3 - Ohmic Contacts to II–VI and III–V Compound Semiconductors

Abstract

This chapter clarifies the current understanding of the effects of inter-racial reactions occurring during formation of ohmic contacts, rather than to compile various recipes for their formation. New generations of high speed transistors, such as high electron mobility (HEMTs) and heterojunction bipolar transistors (HBTs), have been developed from the superior transport properties of III–V semiconductors. Epitaxial growth techniques—such as molecular beam epitaxy (MBE) and chemical vapor deposition (CVD)—on an atomic scale, enabled such development of heterojunction devices with different compositions of ternary or quaternary compounds. Therefore, bandgaps offer higher frequency and power characteristics unattainable in Si-based devices. In addition to the superior transport properties, III–V and II–VI semiconductors have direct bandgaps, enabling quantum well heterostructures for optoelectronic applications such as light-emitting diodes (LEDs) and diode lasers (DLs). For Gallium arsenide (GaAs) and Indium phosphide (InP), where Fermi level pinning has a significant effect on ohmic contacts, incorporation of dopants upon epitaxial regrowth of the semiconductor is the dominant method of forming ohmic contacts.

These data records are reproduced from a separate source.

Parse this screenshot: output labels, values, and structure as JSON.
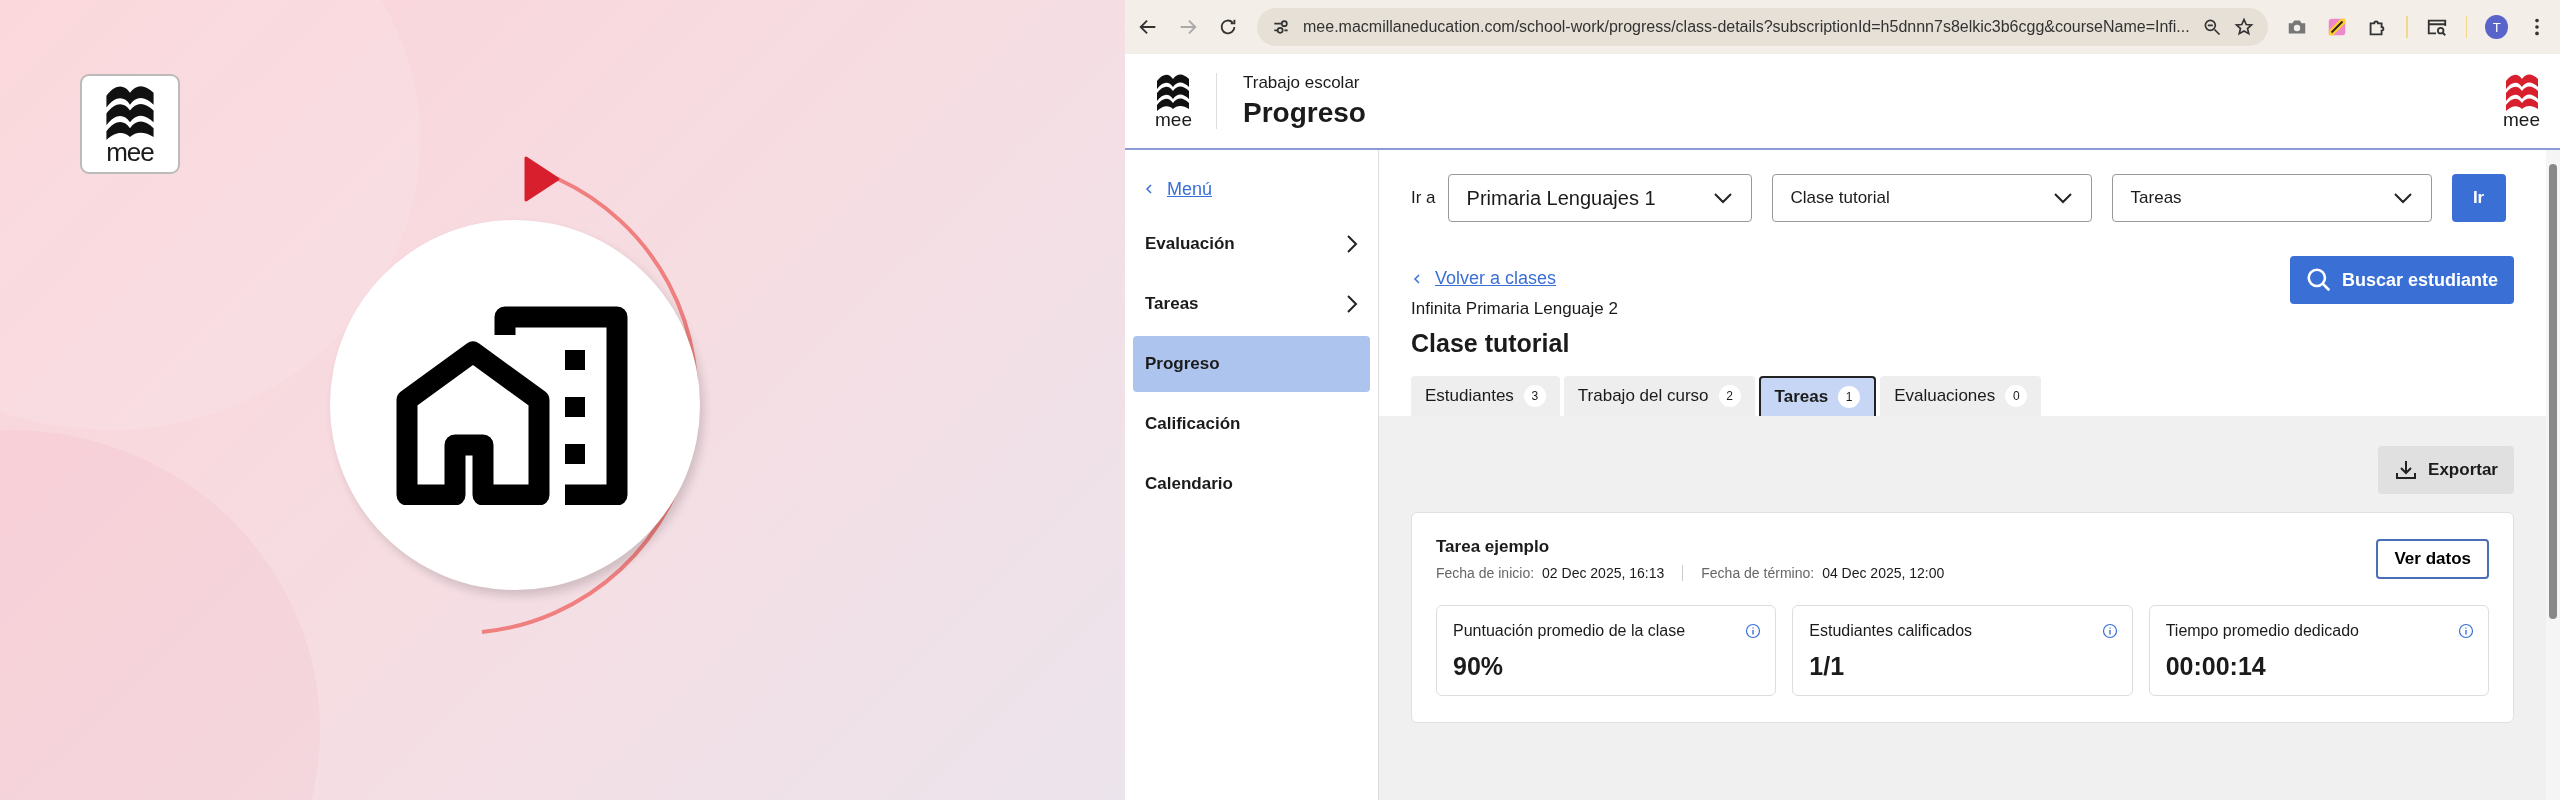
{
  "banner": {
    "logo_text": "mee"
  },
  "browser": {
    "url": "mee.macmillaneducation.com/school-work/progress/class-details?subscriptionId=h5dnnn7s8elkic3b6cgg&courseName=Infi...",
    "avatar": "T"
  },
  "header": {
    "logo_text": "mee",
    "section": "Trabajo escolar",
    "title": "Progreso",
    "brand_logo_text": "mee"
  },
  "sidebar": {
    "back_link": "Menú",
    "items": [
      {
        "label": "Evaluación",
        "kind": "submenu",
        "selected": false
      },
      {
        "label": "Tareas",
        "kind": "submenu",
        "selected": false
      },
      {
        "label": "Progreso",
        "kind": "link",
        "selected": true
      },
      {
        "label": "Calificación",
        "kind": "link",
        "selected": false
      },
      {
        "label": "Calendario",
        "kind": "link",
        "selected": false
      }
    ]
  },
  "navigator": {
    "label": "Ir a",
    "dropdowns": [
      {
        "value": "Primaria Lenguajes 1"
      },
      {
        "value": "Clase tutorial"
      },
      {
        "value": "Tareas"
      }
    ],
    "go_button": "Ir"
  },
  "back_link": "Volver a clases",
  "search_button": "Buscar estudiante",
  "course": "Infinita Primaria Lenguaje 2",
  "class_title": "Clase tutorial",
  "tabs": [
    {
      "label": "Estudiantes",
      "count": "3",
      "selected": false
    },
    {
      "label": "Trabajo del curso",
      "count": "2",
      "selected": false
    },
    {
      "label": "Tareas",
      "count": "1",
      "selected": true
    },
    {
      "label": "Evaluaciones",
      "count": "0",
      "selected": false
    }
  ],
  "export_button": "Exportar",
  "assignment": {
    "title": "Tarea ejemplo",
    "start_label": "Fecha de inicio:",
    "start_value": "02 Dec 2025, 16:13",
    "end_label": "Fecha de término:",
    "end_value": "04 Dec 2025, 12:00",
    "view_button": "Ver datos",
    "stats": [
      {
        "label": "Puntuación promedio de la clase",
        "value": "90%"
      },
      {
        "label": "Estudiantes calificados",
        "value": "1/1"
      },
      {
        "label": "Tiempo promedio dedicado",
        "value": "00:00:14"
      }
    ]
  }
}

The epitaxial regrowth of doped GaAs or InP is achieved by interfacial reactions, which dissociate the semiconductor lattice. Subsequent reactions decompose the phases bonded to the semiconductor elements and allow them to epitaxially regrow in the solid phase. For GaN and ZnSe, the Fermi level is not completely pinned and therefore it should be easier to form ohmic contacts. This is true for n-type materials where metals with work functions less than the electron affinities result in ohmic contacts, often after heat treatment to penetrate inter-racial contamination layers.